Turkish Treasury and Finance Minister Nureddin Nebati made the headlines this week with a pledge to “take down” his country’s bureaucracy as he courted foreign investors in France. Though Turkey is no stranger to red tape, excessive bureaucracy is hardly the culprit impeding foreign investments that Turkey’s ailing economy badly needs today.

Addressing a meeting with international investors in Cannes on March 16, Nebati said the presidential investment office would extend all support to foreign investors and be their “one stop” in resolving snags. He continued, “What I dislike the most are those laws and regulations or the bureaucracy, which hamper investors. Let’s fight them together. We can take the bureaucracy down — the president is behind us, rest assured. We can change laws and regulations as well. We act expeditiously under the presidential system.”

The minister was referring to the executive presidency system, to which Turkey transitioned in 2018, concentrating power in President Recep Tayyip Erdogan’s hands.
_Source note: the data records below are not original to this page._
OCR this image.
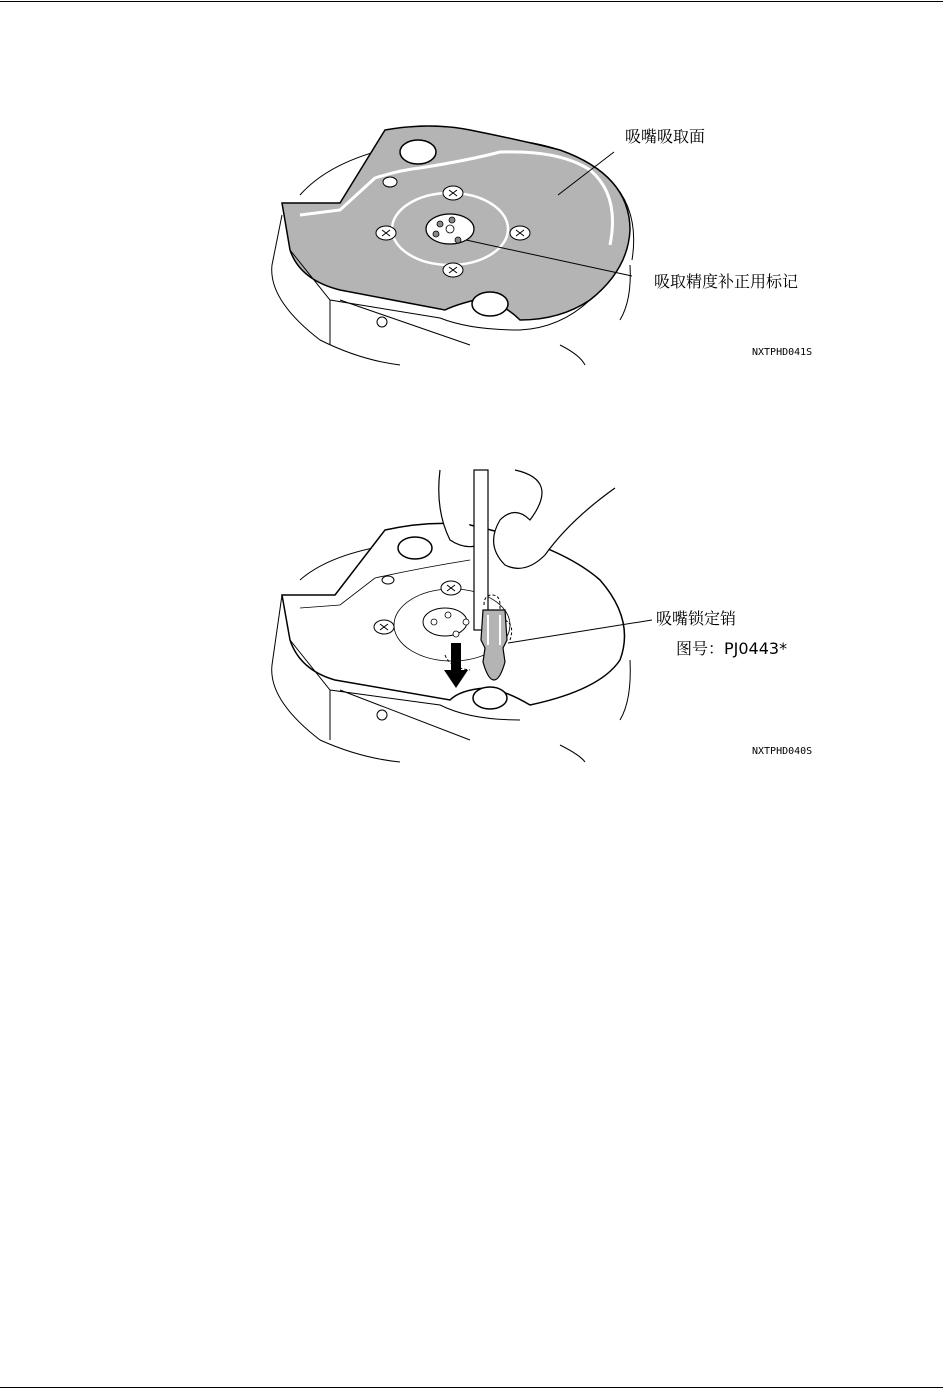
吸嘴吸取面
吸取精度补正用标记
NXTPHD041S
吸嘴锁定销
图号：PJ0443*
NXTPHD040S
Erdogan had pledged the new system would expedite decision-making and make the government more efficient, but four years on, his governance is widely criticized as a one-man rule that has eroded checks and balances, tightened control over the judiciary and debilitated parliament and other institutions. Erdogan is often under fire for flouting the law and making arbitrary decisions, including economic policies that contravene conventional economic theory.

The opposition saw Nebati’s remarks as dangling an unlikely carrot in front of foreign investors, that is, a promise that Ankara would not hesitate to flout laws and regulations to attract much-needed foreign capital.